Gilt die Unschuldsvermutung?

Gleich zu Beginn benennt er halb ironisch das Risiko, in der Befassung mit den Kulturkämpfen wie ein zorniger Mann zu wirken, „der die Fäuste Richtung Himmel streckt“. Das klingt vertraut – auch im deutschen Diskurs.

Doch einerseits scheinen die Kulturkämpfe lange nicht vorbei – weshalb sonst die Sorge vor der Faust im Himmel? Und andererseits wurde die Veröffentlichung des Buchs von einem Vorwurf des sexuellen Missbrauchs gegen Mounk überlagert, den der Autor „kategorisch“ abstreitet. Damit aber wirft die Publikation nun auf einer ganz untheoretischen Ebene exakt die Fragen nach dem Umgang mit Autor und Werk auf, deren Beantwortung in den aktuellen Kulturkämpfen eben eine der bestimmenden Konfliktlinien markiert. Wer darf sprechen? Wessen Perspektive zählt? Ist die Person vom Werk zu trennen? Gilt die Unschuldsvermutung? Oder ist ein Business as usual in einer solchen Ausgangssituation eine Hinnahme struktureller Machtungleichgewichte? So betrachtet zwingt das Buch das Publikum zu einer doppelten und schwierigen Auseinandersetzung. Zumindest in der deutschen Debatte scheint das Pendel dabei klar in Richtung „ja zur Diskussion“ zu schwingen, wie die Vielzahl von Besprechungen quer durch ideologische Lager belegt.   

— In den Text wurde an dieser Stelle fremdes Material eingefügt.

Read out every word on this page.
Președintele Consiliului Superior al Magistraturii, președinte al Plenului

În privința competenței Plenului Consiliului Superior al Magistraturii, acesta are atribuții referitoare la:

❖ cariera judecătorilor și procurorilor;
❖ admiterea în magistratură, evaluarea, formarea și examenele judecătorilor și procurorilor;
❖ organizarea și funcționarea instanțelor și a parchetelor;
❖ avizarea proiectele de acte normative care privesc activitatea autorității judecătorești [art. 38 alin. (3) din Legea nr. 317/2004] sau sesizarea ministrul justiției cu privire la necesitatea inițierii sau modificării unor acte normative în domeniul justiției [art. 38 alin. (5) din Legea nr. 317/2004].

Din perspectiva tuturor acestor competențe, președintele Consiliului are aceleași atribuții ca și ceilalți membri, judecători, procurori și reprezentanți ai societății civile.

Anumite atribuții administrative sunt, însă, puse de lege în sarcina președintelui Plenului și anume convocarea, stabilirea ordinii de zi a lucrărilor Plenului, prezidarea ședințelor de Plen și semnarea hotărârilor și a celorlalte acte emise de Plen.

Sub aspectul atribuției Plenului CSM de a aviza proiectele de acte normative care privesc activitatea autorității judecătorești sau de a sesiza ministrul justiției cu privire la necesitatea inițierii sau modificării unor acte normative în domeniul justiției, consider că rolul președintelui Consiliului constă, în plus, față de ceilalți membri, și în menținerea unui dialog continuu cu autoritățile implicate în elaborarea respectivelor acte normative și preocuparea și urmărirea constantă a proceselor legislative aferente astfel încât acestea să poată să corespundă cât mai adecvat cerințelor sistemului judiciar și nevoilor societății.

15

Identitätspolitik als Debatte der Gegenwart

Grundsätzlich gilt Mounk als umtriebiger politischer Beobachter. Neben Lehrtätigkeiten an der Johns-Hopkins-Universität ist er Contributing Editor bei The Atlantic und Mitherausgeber der ZEIT (beide Tätigkeiten ruhen angesichts der erhobenen Vorwürfe wegen sexuellen Missbrauchs vorerst). Zusätzlich betreibt Mounk das Diskussionsportal Persuasion mit derzeit rund 50.000 Abonnenten. 

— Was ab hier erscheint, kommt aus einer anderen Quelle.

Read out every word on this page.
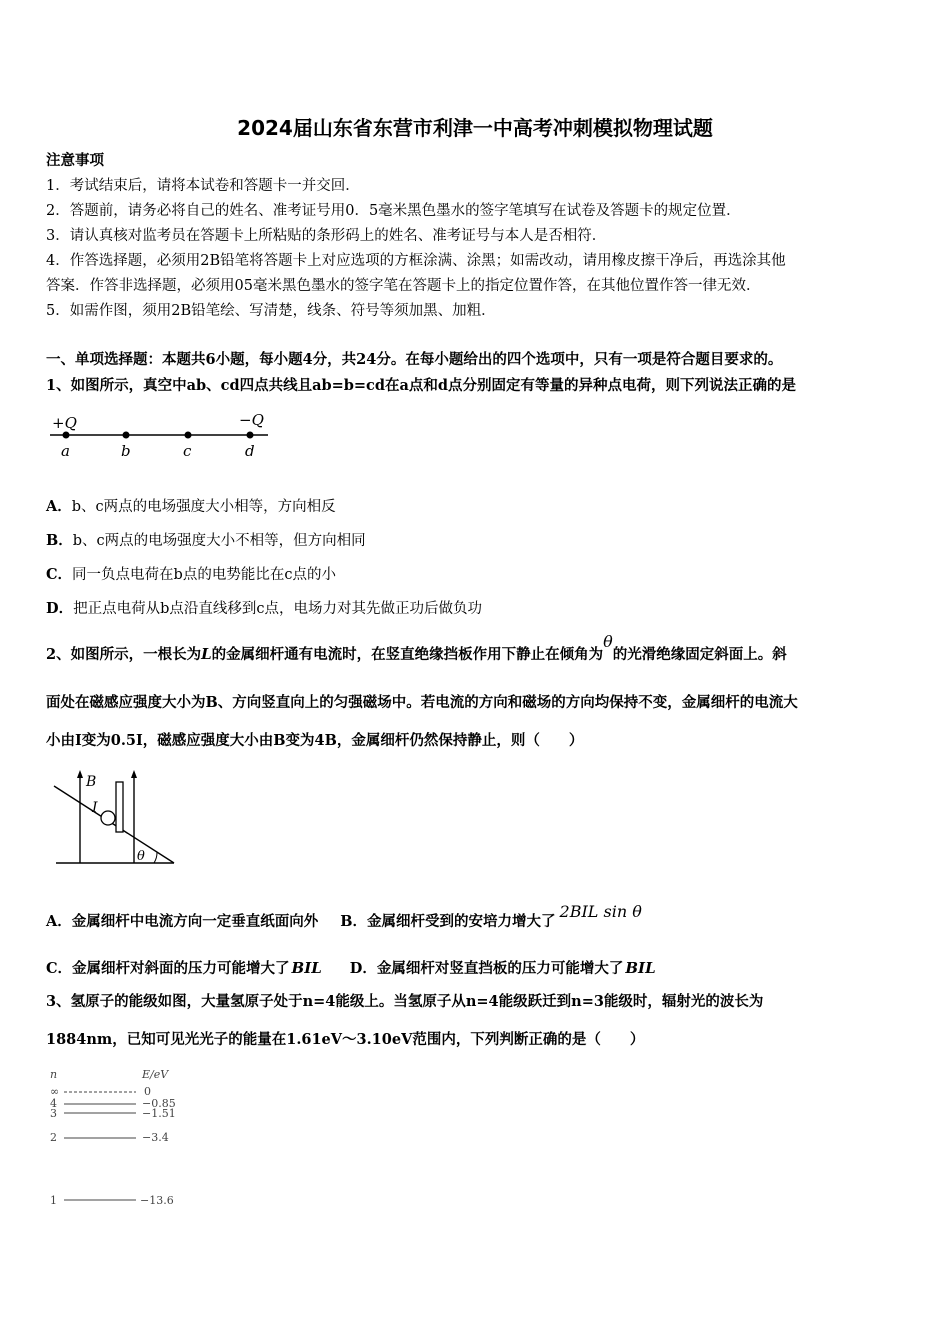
2024届山东省东营市利津一中高考冲刺模拟物理试题
注意事项
1．考试结束后，请将本试卷和答题卡一并交回．
2．答题前，请务必将自己的姓名、准考证号用0．5毫米黑色墨水的签字笔填写在试卷及答题卡的规定位置．
3．请认真核对监考员在答题卡上所粘贴的条形码上的姓名、准考证号与本人是否相符．
4．作答选择题，必须用2B铅笔将答题卡上对应选项的方框涂满、涂黑；如需改动，请用橡皮擦干净后，再选涂其他
答案．作答非选择题，必须用05毫米黑色墨水的签字笔在答题卡上的指定位置作答，在其他位置作答一律无效．
5．如需作图，须用2B铅笔绘、写清楚，线条、符号等须加黑、加粗．
一、单项选择题：本题共6小题，每小题4分，共24分。在每小题给出的四个选项中，只有一项是符合题目要求的。
1、如图所示，真空中ab、cd四点共线且ab=b=cd在a点和d点分别固定有等量的异种点电荷，则下列说法正确的是
+Q	−Q
a	b	c	d
A．b、c两点的电场强度大小相等，方向相反
B．b、c两点的电场强度大小不相等，但方向相同
C．同一负点电荷在b点的电势能比在c点的小
D．把正点电荷从b点沿直线移到c点，电场力对其先做正功后做负功
2、如图所示，一根长为L的金属细杆通有电流时，在竖直绝缘挡板作用下静止在倾角为θ的光滑绝缘固定斜面上。斜
面处在磁感应强度大小为B、方向竖直向上的匀强磁场中。若电流的方向和磁场的方向均保持不变，金属细杆的电流大
小由I变为0.5I，磁感应强度大小由B变为4B，金属细杆仍然保持静止，则（　　）
B
I
θ
A．金属细杆中电流方向一定垂直纸面向外 B．金属细杆受到的安培力增大了2BIL sin θ
C．金属细杆对斜面的压力可能增大了 BIL D．金属细杆对竖直挡板的压力可能增大了 BIL
3、氢原子的能级如图，大量氢原子处于n=4能级上。当氢原子从n=4能级跃迁到n=3能级时，辐射光的波长为
1884nm，已知可见光光子的能量在1.61eV～3.10eV范围内，下列判断正确的是（　　）
n	E/eV
∞	0
4	−0.85
3	−1.51
2	−3.4
1	−13.6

Auch der deutschen Sozialdemokratie ist Mounk nicht unbekannt, schließlich war er ihr – in München geboren – über Jahre als Mitglied verbunden. Aus Protest über die Migrationspolitik trat er 2015 aus der Partei aus, doch bei der Lektüre scheint immer wieder durch, dass Mounk zwar aus der Sozialdemokratie ausgetreten ist, aber die Sozialdemokratie zumindest nicht vollumfänglich aus ihm.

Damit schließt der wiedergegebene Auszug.